1.1M ineligible voters removed from Texas voter rolls

  

AUSTIN (Nexstar) — Texas has removed 1.1 million people from voter rolls since 2021, Gov. Greg Abbott’s office announced Monday, highlighting efforts to clean up election data and ensure legal registration.

That includes 6,500 potential noncitizens and 457,000 deceased people, according to data the governor’s office provided.

“Election integrity is essential to our democracy,” Abbott said. “The Secretary of State and county voter registrars have an ongoing legal requirement to review the voter rolls, remove ineligible voters, and refer any potential illegal voting to the Attorney General’s Office and local authorities for investigation and prosecution.”

Top Texas Republicans have dedicated significant time and resources to targeting voter fraud, though cases in Texas are exceedingly rare.

The review comes after Abbott signed Senate Bill 1 in 2021, which increased the penalty for lying while registering to vote to a state jail felony and requires the Secretary of State to audit random county election offices every two years.

On Monday, the Texas House Elections Committee heard testimony on the results of their most recent audit.

The main focus was Harris County, home to about one-in-six Texans and the target of significant state scrutiny after errors in their recent elections.

The state’s audit found Harris County “failed to estimate and issue the required amount of ballot paper resulting in interruptions in voting in at least 19 polling locations” in 2022, failed to properly train election workers, and did not maintain their voter rolls properly.”

“Systemic failures by the Harris County Elections Administrator to
properly distribute election supplies, including ballots, train election workers, and maintain the voter roll have contributed to a breakdown in public trust in the Harris County election system,” the audit states.

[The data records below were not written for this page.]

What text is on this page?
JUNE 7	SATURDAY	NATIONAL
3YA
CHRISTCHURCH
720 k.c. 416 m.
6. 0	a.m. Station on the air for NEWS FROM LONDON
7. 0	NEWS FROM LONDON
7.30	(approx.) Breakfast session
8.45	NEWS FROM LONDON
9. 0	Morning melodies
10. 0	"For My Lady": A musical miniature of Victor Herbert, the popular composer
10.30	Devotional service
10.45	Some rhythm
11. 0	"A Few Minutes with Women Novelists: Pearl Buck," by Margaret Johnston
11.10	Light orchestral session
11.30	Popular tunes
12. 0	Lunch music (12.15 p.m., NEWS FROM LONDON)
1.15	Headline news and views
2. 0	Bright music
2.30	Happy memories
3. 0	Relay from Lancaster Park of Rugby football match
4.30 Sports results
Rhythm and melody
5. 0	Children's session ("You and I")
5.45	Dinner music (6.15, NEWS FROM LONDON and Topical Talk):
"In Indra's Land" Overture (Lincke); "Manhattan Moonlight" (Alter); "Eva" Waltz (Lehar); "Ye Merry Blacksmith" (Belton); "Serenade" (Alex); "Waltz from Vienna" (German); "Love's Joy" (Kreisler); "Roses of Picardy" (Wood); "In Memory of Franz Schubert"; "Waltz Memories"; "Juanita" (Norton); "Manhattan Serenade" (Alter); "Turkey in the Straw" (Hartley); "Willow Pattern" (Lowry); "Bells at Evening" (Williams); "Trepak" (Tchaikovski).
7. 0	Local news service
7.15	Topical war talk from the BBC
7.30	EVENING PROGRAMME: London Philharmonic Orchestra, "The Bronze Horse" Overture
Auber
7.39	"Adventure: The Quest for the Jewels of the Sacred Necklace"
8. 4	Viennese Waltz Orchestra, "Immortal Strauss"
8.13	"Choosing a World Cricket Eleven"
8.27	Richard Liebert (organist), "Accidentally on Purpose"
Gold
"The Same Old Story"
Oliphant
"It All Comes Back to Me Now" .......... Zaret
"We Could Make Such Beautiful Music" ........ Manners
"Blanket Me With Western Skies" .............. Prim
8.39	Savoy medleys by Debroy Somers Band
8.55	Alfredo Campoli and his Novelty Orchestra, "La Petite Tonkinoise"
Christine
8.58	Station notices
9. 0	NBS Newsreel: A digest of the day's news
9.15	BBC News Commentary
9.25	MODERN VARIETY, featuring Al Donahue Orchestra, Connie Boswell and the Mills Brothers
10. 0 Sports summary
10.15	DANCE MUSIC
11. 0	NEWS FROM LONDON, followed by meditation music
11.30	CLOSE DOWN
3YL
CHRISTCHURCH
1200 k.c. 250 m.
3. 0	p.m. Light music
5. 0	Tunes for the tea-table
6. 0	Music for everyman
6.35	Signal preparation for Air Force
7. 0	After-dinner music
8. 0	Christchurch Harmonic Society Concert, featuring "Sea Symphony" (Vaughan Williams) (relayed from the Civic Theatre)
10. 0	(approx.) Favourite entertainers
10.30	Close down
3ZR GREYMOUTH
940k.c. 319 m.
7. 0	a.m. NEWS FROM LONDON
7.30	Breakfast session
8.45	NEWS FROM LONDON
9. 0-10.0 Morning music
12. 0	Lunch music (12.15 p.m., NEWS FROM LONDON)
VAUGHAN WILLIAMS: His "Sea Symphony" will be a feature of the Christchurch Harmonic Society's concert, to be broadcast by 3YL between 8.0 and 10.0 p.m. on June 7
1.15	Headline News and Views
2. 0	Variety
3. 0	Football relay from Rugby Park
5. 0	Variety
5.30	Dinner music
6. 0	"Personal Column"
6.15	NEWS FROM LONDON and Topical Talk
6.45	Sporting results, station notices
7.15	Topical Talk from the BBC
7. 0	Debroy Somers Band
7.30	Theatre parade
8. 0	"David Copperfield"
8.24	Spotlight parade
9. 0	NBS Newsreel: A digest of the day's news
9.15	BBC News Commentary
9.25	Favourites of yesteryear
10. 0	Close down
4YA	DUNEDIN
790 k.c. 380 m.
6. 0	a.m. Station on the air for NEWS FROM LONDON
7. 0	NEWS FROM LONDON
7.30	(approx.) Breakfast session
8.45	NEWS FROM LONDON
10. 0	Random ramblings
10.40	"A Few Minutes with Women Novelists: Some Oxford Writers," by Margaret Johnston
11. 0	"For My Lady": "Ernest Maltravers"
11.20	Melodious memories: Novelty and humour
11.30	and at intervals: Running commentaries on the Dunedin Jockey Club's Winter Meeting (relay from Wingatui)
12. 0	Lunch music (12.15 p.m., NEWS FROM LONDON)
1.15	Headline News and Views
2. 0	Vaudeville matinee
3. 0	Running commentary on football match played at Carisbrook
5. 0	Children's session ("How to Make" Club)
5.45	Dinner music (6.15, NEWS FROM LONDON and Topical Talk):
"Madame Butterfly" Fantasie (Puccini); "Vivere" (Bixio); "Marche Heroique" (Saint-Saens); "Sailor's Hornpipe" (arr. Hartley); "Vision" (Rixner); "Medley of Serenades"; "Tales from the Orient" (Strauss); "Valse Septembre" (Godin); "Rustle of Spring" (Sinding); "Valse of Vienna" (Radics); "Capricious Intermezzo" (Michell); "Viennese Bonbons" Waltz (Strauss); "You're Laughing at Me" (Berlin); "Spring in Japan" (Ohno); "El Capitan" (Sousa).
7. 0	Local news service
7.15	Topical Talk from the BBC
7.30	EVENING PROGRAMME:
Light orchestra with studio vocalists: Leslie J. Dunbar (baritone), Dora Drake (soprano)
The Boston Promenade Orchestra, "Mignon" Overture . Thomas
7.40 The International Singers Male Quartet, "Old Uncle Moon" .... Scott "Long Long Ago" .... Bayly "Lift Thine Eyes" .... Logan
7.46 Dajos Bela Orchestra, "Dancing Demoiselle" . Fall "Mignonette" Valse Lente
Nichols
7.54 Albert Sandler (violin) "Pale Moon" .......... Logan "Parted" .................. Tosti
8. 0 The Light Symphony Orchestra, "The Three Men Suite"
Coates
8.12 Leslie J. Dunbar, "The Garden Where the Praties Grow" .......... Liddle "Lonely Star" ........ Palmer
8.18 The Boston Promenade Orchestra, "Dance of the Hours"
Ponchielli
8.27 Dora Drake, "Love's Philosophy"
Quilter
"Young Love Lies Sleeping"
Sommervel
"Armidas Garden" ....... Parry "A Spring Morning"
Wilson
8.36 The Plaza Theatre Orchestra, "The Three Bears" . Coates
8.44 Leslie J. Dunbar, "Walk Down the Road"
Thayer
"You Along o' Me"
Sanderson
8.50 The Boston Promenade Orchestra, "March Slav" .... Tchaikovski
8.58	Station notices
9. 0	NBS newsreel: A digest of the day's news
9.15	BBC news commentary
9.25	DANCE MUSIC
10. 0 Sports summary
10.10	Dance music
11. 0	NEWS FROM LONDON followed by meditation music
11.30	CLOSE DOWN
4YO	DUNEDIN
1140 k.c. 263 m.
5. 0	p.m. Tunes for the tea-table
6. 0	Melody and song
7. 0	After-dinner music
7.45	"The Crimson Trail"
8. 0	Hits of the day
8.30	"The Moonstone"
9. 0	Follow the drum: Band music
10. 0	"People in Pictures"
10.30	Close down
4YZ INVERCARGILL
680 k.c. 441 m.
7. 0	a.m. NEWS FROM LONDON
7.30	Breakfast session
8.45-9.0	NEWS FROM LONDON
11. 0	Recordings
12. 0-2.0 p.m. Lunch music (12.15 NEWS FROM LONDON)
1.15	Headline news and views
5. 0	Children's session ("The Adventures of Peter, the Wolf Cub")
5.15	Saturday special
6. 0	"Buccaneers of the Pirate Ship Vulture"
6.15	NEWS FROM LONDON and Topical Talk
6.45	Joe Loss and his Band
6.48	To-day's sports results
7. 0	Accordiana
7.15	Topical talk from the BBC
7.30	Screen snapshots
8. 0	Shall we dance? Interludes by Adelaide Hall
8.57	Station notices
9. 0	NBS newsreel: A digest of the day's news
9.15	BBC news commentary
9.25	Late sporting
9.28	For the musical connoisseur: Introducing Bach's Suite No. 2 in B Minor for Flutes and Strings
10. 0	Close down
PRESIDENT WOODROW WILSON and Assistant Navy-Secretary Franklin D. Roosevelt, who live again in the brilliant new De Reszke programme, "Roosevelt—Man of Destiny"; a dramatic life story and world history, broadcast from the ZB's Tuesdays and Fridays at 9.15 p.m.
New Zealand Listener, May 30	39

Since those errors came to light, the county’s Elections Administrator has been dissolved. But the state said the county still needs more oversight. The state will assign inspectors to check in on election records and observe ballot counting during the November election period.

Still, lawmakers from both parties stressed the integrity of Texas elections and encouraged Texans to vote with faith that the system is fair, accurate and secure.

“What we want is our voters to say, ‘these are fair, these are transparent, my vote counts.’ As a state, we need to be the gold standard for the country, and the country, the gold standard for the world,” State Rep. Mano DeAyala, R-Houston, said.

Eagle Pass Democrat Eddie Morales called state investigations into voter fraud and ballot harvesting a “scare tactic.”

“This false narrative that there’s all these undocumented folks that are registering to vote, that our election system somehow is rigged… it’s not,” Morales said. “It is anticipated that there will not be any problems in the November election. We have a great checks and balances system in place.”

The last day to register to vote in the November election is Oct. 7. Check your voter registration at VoteTexas.gov.